MILANO – La Cina come il Giappone e la Corea del sud. Il paese del tè si sta convertendo al caffè e la portata di questa rivoluzione culturale è ormai visibile, a occhio nudo, anche nelle statistiche. Va premesso che i consumi rimangono bassissimi e che l’infuso di Camellia sinensis rimane, di gran lunga, la bevanda preferita nel paese del dragone.
Ma anche un dato pro capite risibile, in un paese con una popolazione di oltre 1,4 miliardi di abitanti, porta a cifre aggregate di tutto rispetto, ormai significative anche su scala globale.
Una riprova arriva dalle statistiche Cecafé sull’export brasiliano del 2023. Le esportazioni verso la Cina sono passate infatti da poco meno di 400 mila sacchi, nel 2022, a quasi un milione e mezzo nel 2023, con un incremento di oltre il 270%.
E intanto, l’associazione degli esportatori brasiliani ha in progetto importanti collaborazioni con Luckin Coffee, la catena di caffetterie cinese ormai prossima a tagliare il traguardo degli 11 mila locali, di cui oltre 5 mila aperti soltanto l’anno scorso.
Ma quanto caffè bevono i cinesi?

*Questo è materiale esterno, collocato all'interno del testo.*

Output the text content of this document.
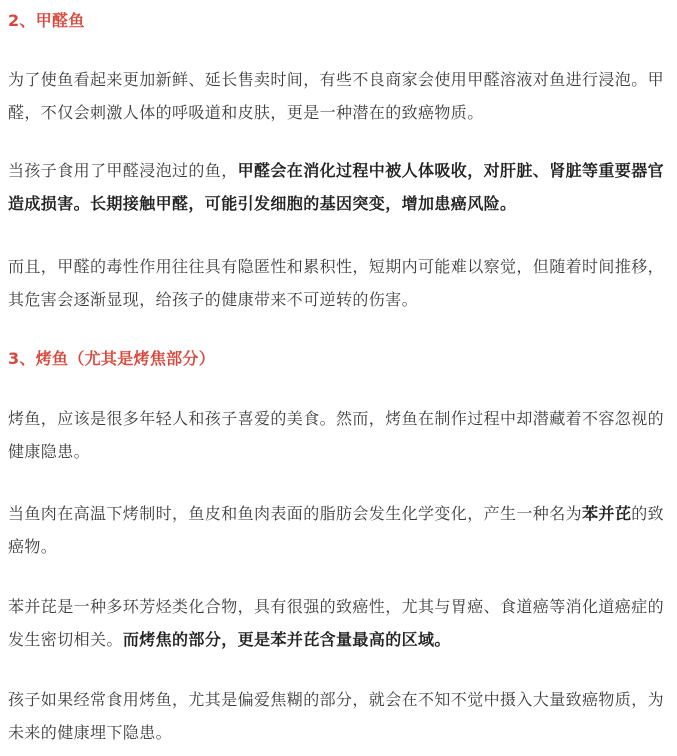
2、甲醛鱼

为了使鱼看起来更加新鲜、延长售卖时间，有些不良商家会使用甲醛溶液对鱼进行浸泡。甲醛，不仅会刺激人体的呼吸道和皮肤，更是一种潜在的致癌物质。

当孩子食用了甲醛浸泡过的鱼，甲醛会在消化过程中被人体吸收，对肝脏、肾脏等重要器官造成损害。长期接触甲醛，可能引发细胞的基因突变，增加患癌风险。

而且，甲醛的毒性作用往往具有隐匿性和累积性，短期内可能难以察觉，但随着时间推移，其危害会逐渐显现，给孩子的健康带来不可逆转的伤害。

3、烤鱼（尤其是烤焦部分）

烤鱼，应该是很多年轻人和孩子喜爱的美食。然而，烤鱼在制作过程中却潜藏着不容忽视的健康隐患。

当鱼肉在高温下烤制时，鱼皮和鱼肉表面的脂肪会发生化学变化，产生一种名为苯并芘的致癌物。

苯并芘是一种多环芳烃类化合物，具有很强的致癌性，尤其与胃癌、食道癌等消化道癌症的发生密切相关。而烤焦的部分，更是苯并芘含量最高的区域。

孩子如果经常食用烤鱼，尤其是偏爱焦糊的部分，就会在不知不觉中摄入大量致癌物质，为未来的健康埋下隐患。
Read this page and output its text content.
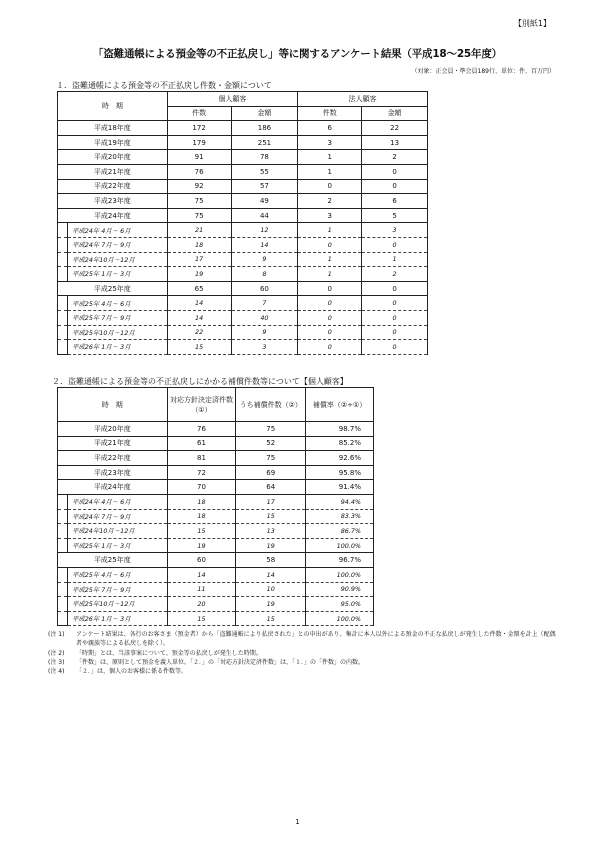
【別紙1】
「盗難通帳による預金等の不正払戻し」等に関するアンケート結果（平成18〜25年度）
（対象：正会員・準会員189行、単位：件、百万円）
１．盗難通帳による預金等の不正払戻し件数・金額について
時　期		個人顧客		法人顧客	
		件数	金額	件数	金額
平成18年度		172	186	6	22
平成19年度		179	251	3	13
平成20年度		91	78	1	2
平成21年度		76	55	1	0
平成22年度		92	57	0	0
平成23年度		75	49	2	6
平成24年度		75	44	3	5
	平成24年 4月〜 6月	21	12	1	3
	平成24年 7月〜 9月	18	14	0	0
	平成24年10月〜12月	17	9	1	1
	平成25年 1月〜 3月	19	8	1	2
平成25年度		65	60	0	0
	平成25年 4月〜 6月	14	7	0	0
	平成25年 7月〜 9月	14	40	0	0
	平成25年10月〜12月	22	9	0	0
	平成26年 1月〜 3月	15	3	0	0
２．盗難通帳による預金等の不正払戻しにかかる補償件数等について【個人顧客】
時　期		対応方針決定済件数（①）	うち補償件数（②）	補償率（②÷①）
平成20年度		76	75	98.7%
平成21年度		61	52	85.2%
平成22年度		81	75	92.6%
平成23年度		72	69	95.8%
平成24年度		70	64	91.4%
	平成24年 4月〜 6月	18	17	94.4%
	平成24年 7月〜 9月	18	15	83.3%
	平成24年10月〜12月	15	13	86.7%
	平成25年 1月〜 3月	19	19	100.0%
平成25年度		60	58	96.7%
	平成25年 4月〜 6月	14	14	100.0%
	平成25年 7月〜 9月	11	10	90.9%
	平成25年10月〜12月	20	19	95.0%
	平成26年 1月〜 3月	15	15	100.0%
(注 1)	アンケート結果は、各行のお客さま（預金者）から「盗難通帳により払戻された」との申出があり、集計に本人以外による預金の不正な払戻しが発生した件数・金額を計上（配偶者や親族等による払戻しを除く）。
(注 2)	「時期」とは、当該事案について、預金等の払戻しが発生した時期。
(注 3)	「件数」は、原則として預金を義人単位。「２．」の「対応方針決定済件数」は、「１．」の「件数」の内数。
(注 4)	「２．」は、個人のお客様に係る件数等。
1
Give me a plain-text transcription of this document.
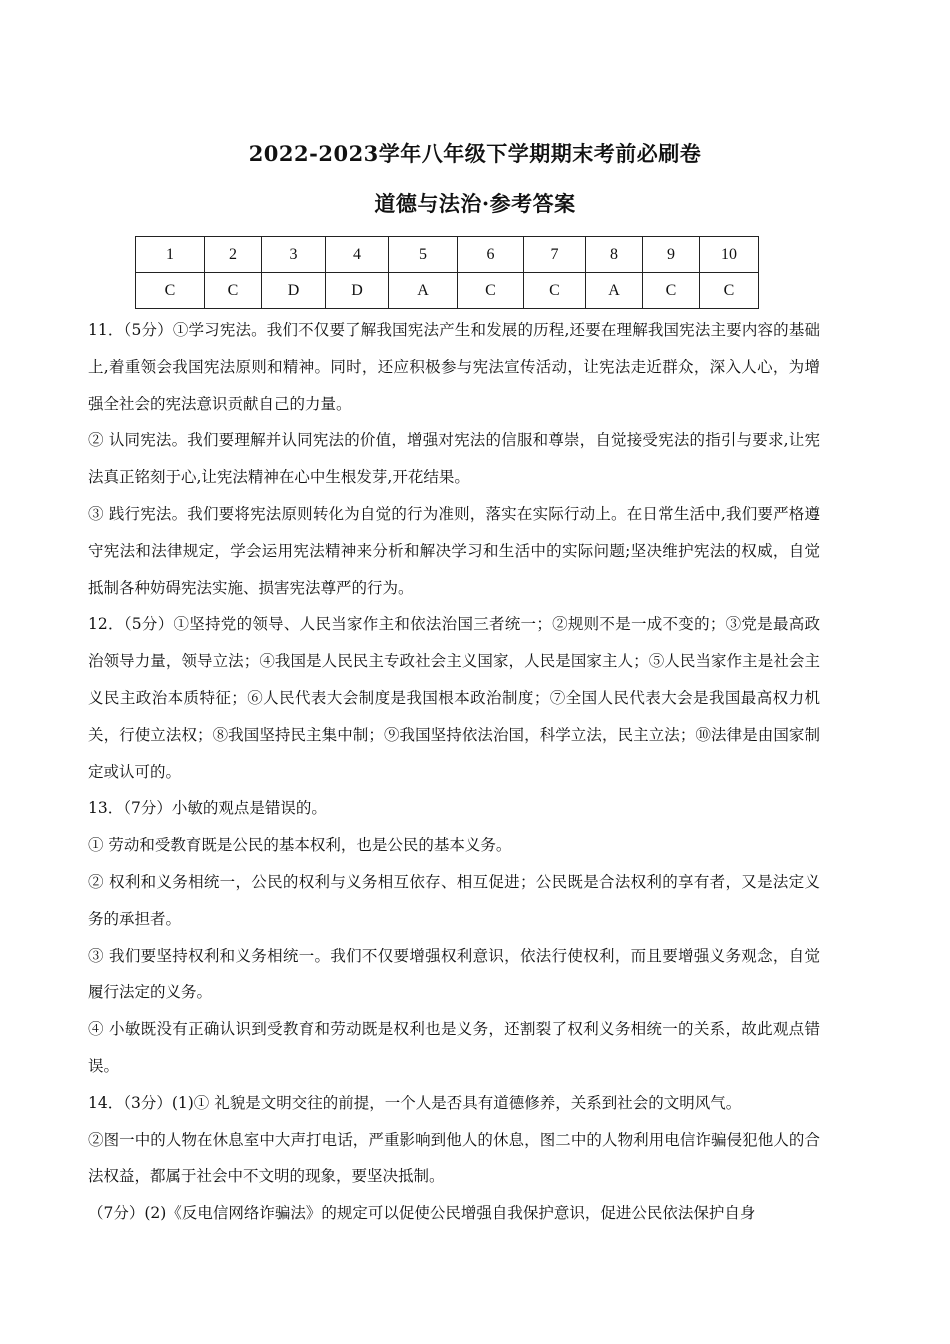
2022-2023学年八年级下学期期末考前必刷卷
道德与法治·参考答案
1	2	3	4	5	6	7	8	9	10
C	C	D	D	A	C	C	A	C	C

11．（5分）①学习宪法。我们不仅要了解我国宪法产生和发展的历程,还要在理解我国宪法主要内容的基础上,着重领会我国宪法原则和精神。同时，还应积极参与宪法宣传活动，让宪法走近群众，深入人心，为增强全社会的宪法意识贡献自己的力量。

② 认同宪法。我们要理解并认同宪法的价值，增强对宪法的信服和尊崇，自觉接受宪法的指引与要求,让宪法真正铭刻于心,让宪法精神在心中生根发芽,开花结果。

③ 践行宪法。我们要将宪法原则转化为自觉的行为准则，落实在实际行动上。在日常生活中,我们要严格遵守宪法和法律规定，学会运用宪法精神来分析和解决学习和生活中的实际问题;坚决维护宪法的权威，自觉抵制各种妨碍宪法实施、损害宪法尊严的行为。

12．（5分）①坚持党的领导、人民当家作主和依法治国三者统一；②规则不是一成不变的；③党是最高政治领导力量，领导立法；④我国是人民民主专政社会主义国家，人民是国家主人；⑤人民当家作主是社会主义民主政治本质特征；⑥人民代表大会制度是我国根本政治制度；⑦全国人民代表大会是我国最高权力机关，行使立法权；⑧我国坚持民主集中制；⑨我国坚持依法治国，科学立法，民主立法；⑩法律是由国家制定或认可的。

13．（7分）小敏的观点是错误的。

① 劳动和受教育既是公民的基本权利，也是公民的基本义务。

② 权利和义务相统一，公民的权利与义务相互依存、相互促进；公民既是合法权利的享有者，又是法定义务的承担者。

③ 我们要坚持权利和义务相统一。我们不仅要增强权利意识，依法行使权利，而且要增强义务观念，自觉履行法定的义务。

④ 小敏既没有正确认识到受教育和劳动既是权利也是义务，还割裂了权利义务相统一的关系，故此观点错误。

14．（3分）(1)① 礼貌是文明交往的前提，一个人是否具有道德修养，关系到社会的文明风气。

②图一中的人物在休息室中大声打电话，严重影响到他人的休息，图二中的人物利用电信诈骗侵犯他人的合法权益，都属于社会中不文明的现象，要坚决抵制。

（7分）(2)《反电信网络诈骗法》的规定可以促使公民增强自我保护意识，促进公民依法保护自身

Secondo le statistiche Ico, i consumi in Cina sono cresciuti del 15%, nell’annata caffearia 2022/23, superando i 3 milioni di sacchi
Un dato sempre molto basso, se rapportato alla popolazione, ma già sufficiente per trasformare in un mercato significativo, anche in termini di volumi, quello che era, sino a non molti anni fa, un puntino minuscolo sulla carta geografica del caffè.
Anche sul piano produttivo, la Cina è ormai un’origine importante. Nello Yunnan, provincia dalla quale proviene il 95% della produzione cinese, le coltivazioni di caffè raggiungono un totale di 84.600 ettari, per un raccolto che ha superato, l’anno scorso, le 114 mila tonnellate o 1,9 milioni di sacchi.
Ed è un segno dei tempi, rimanendo sempre nello Yunnan, che la città di Pu’er, tradizionalmente famosa per il tè (il suo paesaggio culturale delle antiche foreste di tè è diventato da poco patrimonio dell’Unesco), sia oggi anche la capitale del caffè della Cina.
Tanto da costituire la sede ideale per l’International Coffee Expo, manifestazione vetrina del caffè cinese, la cui più recente edizione ha visto la partecipazione, dal 5 al 7 gennaio, di oltre 200 espositori della filiera, soprattutto locali.
In mostra il meglio della produzione cinese: grandi aziende, ma pure produttori più piccoli, alcuni dei quali tostano in proprio il caffè e propongono anche pacchetti agrituristici, che riscuotono un crescente successo.
Merito delle autorità locali, che hanno lavorato per inserire e integrare la filiera del caffè nell’offerta turistica dello Yunnan, con itinerari a tema, visite in piantagione, corsi sul cupping e sulla preparazione della bevanda.
La fiera ha dediato ampio spazio alla tecnologia e alle applicazioni dell’ormai onnipresente intelligenza artificiale
A cominciare dai robot baristi progettati da China Mobile, che servivano il caffè ai visitatori.
Grazie alle connessioni 5G e all’IoT, questi dispositivi intelligenti sono in grado di valutare autonomamente tutti i parametri della preparazione del caffè, dalla macinatura all’estrazione, alla pulizia della machina sfruttando le competenze acquisite e sviluppate attraverso l’intelligenza artificiale.
Secondo China Mobile, queste macchine sono in grado di servire un caffè che non ha nulla da invidiare a quello preparato dai migliori baristi in carne e ossa. Un’affermazione che ha fatto e farà discutere.
Va detto, comunque, che molte delle nuove tecnologie esposte alla manifestazione stanno recitando un ruolo fondamentale nell’elevare gli standard della filiera caffeicola dello Yunnan.
L’introduzione di macchinari e tecniche all’avanguardia ha razionalizzato, in particolare, la lavorazione post raccolta migliorandone la qualità e la sostenibilità ecologica. E favorendo lo sviluppo di produzioni di alta qualità e specialty, sempre più apprezzate dall’industria.